Publié le Vendredi 1 décembre 2017 à 11h14.

Matricule 155 : Simon Radowitzky

Scénario et Dessin : Agustín Comotto. Vertige Graphic, 269 pages, 30 euros. 

Dans une tranchée, sur le front d’Aragon en 1937, deux combattants internationalistes font connaissance : « Je te jure Josep, après 21 ans de prison en Argentine, je ne savais pas grand-chose du monde de ce qui s’était passé en Russie où j’avais ma compagne, il y avait eu la révolution (…). J’ai réalisé que si j’allais en Russie, Staline me tuerait comme il le fait maintenant avec les camarades ici en Espagne ».

Simon Radowitzky, qui s’exprime ainsi, est un « mythe » argentin qui a tout fait pour se faire oublier, pour se fondre dans la masse jusqu’à changer de nom pour mourir paisiblement au Mexique dans les années 1950. Seulement, lorsque votre nom a été scandé par des centaines de milliers de manifestants à Buenos Aires et a fait la une de journaux argentins à fort tirage dans les années 1920, l’oubli dans les consciences est impossible. 

Plus de la moitié d’une vie en prison

La famille « révolutionnaire » d’Agustín Comatto n’avait pas oublié le vieil anarchiste Radowitzky et en parlait souvent à table, où l’auteur n’en perdait pas une miette. Simon Radowitzky a certes participé à trois révolutions en Russie (1905), Argentine (1908) et Espagne (1936) mais il a surtout passé plus de la moitié de sa vie en « cage », dont plus de 20 ans dans le bagne gelé d’Ushuaia (Terre de Feu) dont peu sortirent vivants. Seul le souvenir, l’espoir de revoir Ludmyla, son amour adolescent en Ukraine qui devait le rejoindre en Argentine, le fait tenir. Depuis le pénitencier, les souvenirs de Simon (Shimele), le matricule 155 d’Ushuaia, se croisent et se mêlent aux traitements endurés. 

Né en 1891, dans une famille juive pauvre près de Kiev, Radowitzky subit et combat les pogroms et le tsar en même temps que le fatalisme religieux de son père. Il devient militant dès l’âge de 13 ans fait 4 mois de prison.
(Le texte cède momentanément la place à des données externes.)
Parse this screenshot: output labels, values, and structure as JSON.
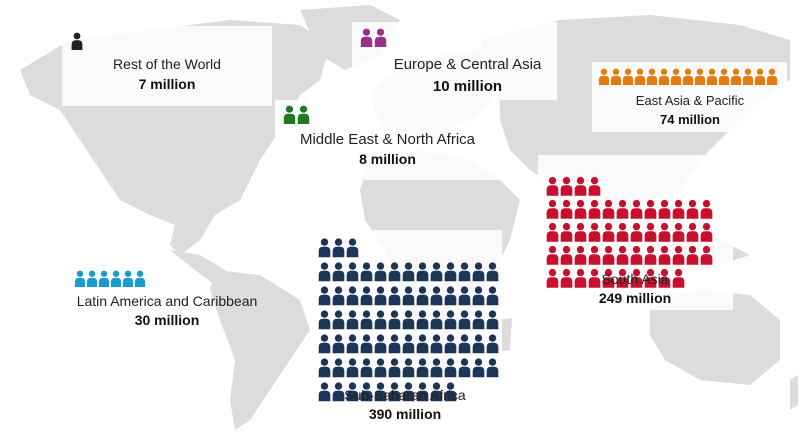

À 15 ans, ouvrier, il est membre du soviet de sa ville avec la jeune étudiante Ludmyla. C’est lui qui, armé d’un pistolet, donnera le signal du déclenchement de l’insurrection en obligeant les vigiles de son usine à tirer la sirène d’alarme. Lié à la mouvance radicale du mouvement anarchiste (Bestmotivny), il doit après des jours d’affrontement avec l’armée puis l’assassinat de son ami, dirigeant anarchiste, fuir la Russie. À Riga, il refuse d’embarquer tant que Ludmyla ne l’a pas rejoint. Assommé par ses camarades, il est embarqué de force dans un bateau pour l’Argentine. Très vite, il reprend une activité militante au sein de la FORA (syndicat anarchiste très influent au début du 20e siècle). La répression sauvage puis le massacre des manifestants du 1er mai 1909 par le chef de la police, le général Falcon, ennemi juré de la classe ouvrière, des immigrés et des juifs, le mène à l’action directe. 

Action directe

Il passe dans la clandestinité. Le 14 novembre 1909, il lance une bombe contre la voiture de Falcon et le tue. Encore mineur, il échappe à la pendaison et est condamné au bagne à vie. En novembre 1918, il parvient à s’évader mais est repris à la frontière chilienne. Seule une forte campagne de mobilisation du mouvement ouvrier et démocratique animée par la femme du directeur d’un grand quotidien argentin lui sauve la vie, avant d’obtenir sa liberté en 1930. Expulsé en Uruguay, il purge à nouveau trois années de prison avant de gagner l’Espagne révolutionnaire. Retiré du front en raison de son état de santé et de sa connaissance du russe, il aide la CNT dans son bras de fer, perdu, contre le stalinisme. Quelques jours avant la chute de Barcelone, Il évacuera les archives du mouvement anarchiste. Une dernière fois, il tâtera d’une « cage » en France mais parviendra à s’enfuir pour le Mexique où la vérité sur le sort tragique de Ludmyla dans les camps staliniens l’attend.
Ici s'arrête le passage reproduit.